The recommendation of the Equality and Human Rights commission [5] in this regard are quite nuanced. These are undoubtedly the most thorough questions about gender, and were developed ...with a sample of the general public who identified with a range of gender identities and with the explicit aim of replacing the question 'Are you male/female?' on UK monitoring forms, national surveys or census.

Education[edit]

In the UK the ONS measures levels of qualification in the population between 16 - 64 years of age. This measure doesn't take into account type of degree, and therefore for example doesn't measure the difference between undergraduate, postgraduate and doctoral degrees[6]

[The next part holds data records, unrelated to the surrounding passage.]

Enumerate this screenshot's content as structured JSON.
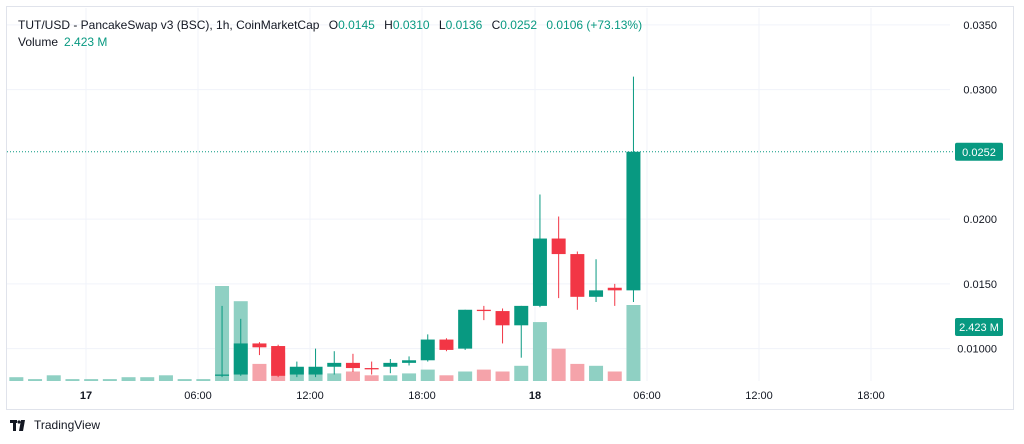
{
  "legend": {
    "symbol": "TUT/USD - PancakeSwap v3 (BSC), 1h, CoinMarketCap",
    "open_label": "O",
    "open": "0.0145",
    "high_label": "H",
    "high": "0.0310",
    "low_label": "L",
    "low": "0.0136",
    "close_label": "C",
    "close": "0.0252",
    "change": "0.0106 (+73.13%)",
    "volume_label": "Volume",
    "volume": "2.423 M"
  },
  "footer": {
    "brand": "TradingView"
  },
  "colors": {
    "up": "#089981",
    "down": "#f23645",
    "up_volume": "#8fd0c3",
    "down_volume": "#f5a3aa",
    "grid": "#f0f3fa",
    "price_line": "#089981"
  },
  "chart_data": {
    "type": "candlestick",
    "timeframe": "1h",
    "y_axis": {
      "ticks": [
        "0.0350",
        "0.0300",
        "0.0200",
        "0.0150",
        "0.01000"
      ],
      "range": [
        0.0075,
        0.0363
      ]
    },
    "x_axis": {
      "ticks": [
        "17",
        "06:00",
        "12:00",
        "18:00",
        "18",
        "06:00",
        "12:00",
        "18:00"
      ]
    },
    "last_price_label": "0.0252",
    "last_volume_label": "2.423 M",
    "candles": [
      {
        "x": 11.5,
        "o": 0.0079,
        "h": 0.0133,
        "l": 0.0078,
        "c": 0.008,
        "v": 0.5
      },
      {
        "x": 12.5,
        "o": 0.008,
        "h": 0.0123,
        "l": 0.0079,
        "c": 0.0104,
        "v": 0.42
      },
      {
        "x": 13.5,
        "o": 0.0104,
        "h": 0.0105,
        "l": 0.0095,
        "c": 0.0101,
        "v": 0.09
      },
      {
        "x": 14.5,
        "o": 0.0102,
        "h": 0.0103,
        "l": 0.0078,
        "c": 0.0079,
        "v": 0.15
      },
      {
        "x": 15.5,
        "o": 0.008,
        "h": 0.009,
        "l": 0.0078,
        "c": 0.0086,
        "v": 0.07
      },
      {
        "x": 16.5,
        "o": 0.008,
        "h": 0.01,
        "l": 0.0078,
        "c": 0.0086,
        "v": 0.05
      },
      {
        "x": 17.5,
        "o": 0.0086,
        "h": 0.0098,
        "l": 0.008,
        "c": 0.0089,
        "v": 0.04
      },
      {
        "x": 18.5,
        "o": 0.0089,
        "h": 0.0096,
        "l": 0.0082,
        "c": 0.0085,
        "v": 0.05
      },
      {
        "x": 19.5,
        "o": 0.0085,
        "h": 0.009,
        "l": 0.008,
        "c": 0.0084,
        "v": 0.03
      },
      {
        "x": 20.5,
        "o": 0.0086,
        "h": 0.0092,
        "l": 0.0081,
        "c": 0.0089,
        "v": 0.03
      },
      {
        "x": 21.5,
        "o": 0.0089,
        "h": 0.0094,
        "l": 0.0087,
        "c": 0.0091,
        "v": 0.04
      },
      {
        "x": 22.5,
        "o": 0.0091,
        "h": 0.0111,
        "l": 0.009,
        "c": 0.0107,
        "v": 0.06
      },
      {
        "x": 23.5,
        "o": 0.0107,
        "h": 0.0108,
        "l": 0.0098,
        "c": 0.0099,
        "v": 0.03
      },
      {
        "x": 24.5,
        "o": 0.01,
        "h": 0.013,
        "l": 0.0099,
        "c": 0.013,
        "v": 0.05
      },
      {
        "x": 25.5,
        "o": 0.013,
        "h": 0.0133,
        "l": 0.0122,
        "c": 0.0129,
        "v": 0.06
      },
      {
        "x": 26.5,
        "o": 0.0129,
        "h": 0.0131,
        "l": 0.0104,
        "c": 0.0118,
        "v": 0.05
      },
      {
        "x": 27.5,
        "o": 0.0118,
        "h": 0.0133,
        "l": 0.0093,
        "c": 0.0133,
        "v": 0.08
      },
      {
        "x": 28.5,
        "o": 0.0133,
        "h": 0.0219,
        "l": 0.0132,
        "c": 0.0185,
        "v": 0.31
      },
      {
        "x": 29.5,
        "o": 0.0185,
        "h": 0.0202,
        "l": 0.0139,
        "c": 0.0173,
        "v": 0.17
      },
      {
        "x": 30.5,
        "o": 0.0173,
        "h": 0.0175,
        "l": 0.013,
        "c": 0.014,
        "v": 0.09
      },
      {
        "x": 31.5,
        "o": 0.014,
        "h": 0.0169,
        "l": 0.0136,
        "c": 0.0145,
        "v": 0.08
      },
      {
        "x": 32.5,
        "o": 0.0147,
        "h": 0.015,
        "l": 0.0133,
        "c": 0.0145,
        "v": 0.05
      },
      {
        "x": 33.5,
        "o": 0.0145,
        "h": 0.031,
        "l": 0.0136,
        "c": 0.0252,
        "v": 0.4
      }
    ],
    "early_volume_bars": [
      {
        "x": 0.5,
        "v": 0.02
      },
      {
        "x": 1.5,
        "v": 0.01
      },
      {
        "x": 2.5,
        "v": 0.03
      },
      {
        "x": 3.5,
        "v": 0.01
      },
      {
        "x": 4.5,
        "v": 0.01
      },
      {
        "x": 5.5,
        "v": 0.01
      },
      {
        "x": 6.5,
        "v": 0.02
      },
      {
        "x": 7.5,
        "v": 0.02
      },
      {
        "x": 8.5,
        "v": 0.03
      },
      {
        "x": 9.5,
        "v": 0.01
      },
      {
        "x": 10.5,
        "v": 0.01
      }
    ]
  }
}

The levels of qualification against which data is collected are:

  • Degree or equivalent
  • Higher education
  • A Level or equivalent
  • GCSEs grades A*-C or equivalent
  • Other qualifications
  • No qualification
  • Don't know

Household Income[edit]

Household Composition[edit]

The Office of National Statistics defines 'Family' as 'A married, civil partnered or cohabiting couple with or without children, or a lone parent with at least one child. Children may be dependent or non-dependent.' and a household as 'A person living alone, or a group of people living at the same address who have the address as their only or main residence and either share one main meal a day or share living accommodation (or both).'

The latest data can be found here [7]

Families[edit]

The Labour Force Survey defines family by the following criteria:

  • Married Couple family
  • Civil partner Couple family
  • Opposite sex cohabiting couple family
  • Same sex cohabiting couple family
  • Lone parent family

Against which criteria respondents are asked to specify if they have One child, Two children and Three or more children.

Households[edit]

Are defined by single residences and number of occupants as follows:

  • One person
  • Two people
  • Three people
  • Four people
  • Five people
  • Six or more people

Tools[edit]

Online survey tools run by third parties may have different privacy policies, and these policies may get in conflict with Wikimedia users privacy expectations. The initial list of tools was defined at Phab:T94807.

Recommended services[edit]

Not recommended but allowed[edit]

  • Google Forms is sometimes used for events feedback and by the community because it's very easy to set up, sometimes widely advertised e.g. id.wikipedia.sitenotice. Google's privacy policy is not consistent with Wikimedia's since they collect much more information from users. That being said, if we clearly indicate to users that the survey they are taking will be on Google and thus subject to the Google privacy policy (preferably before they click on the link to the survey), you can use it to administer the services.

Not evaluated[edit]

  • LimeService seems rather good but should be verified. They don't need Safe Harbor because they already are in EU (with Canada option).
  • SurveyMonkey has some privacy policy, as well as certifications and EU branches for EU users plus special articles for Canada, Japan, Australia and Brasil users.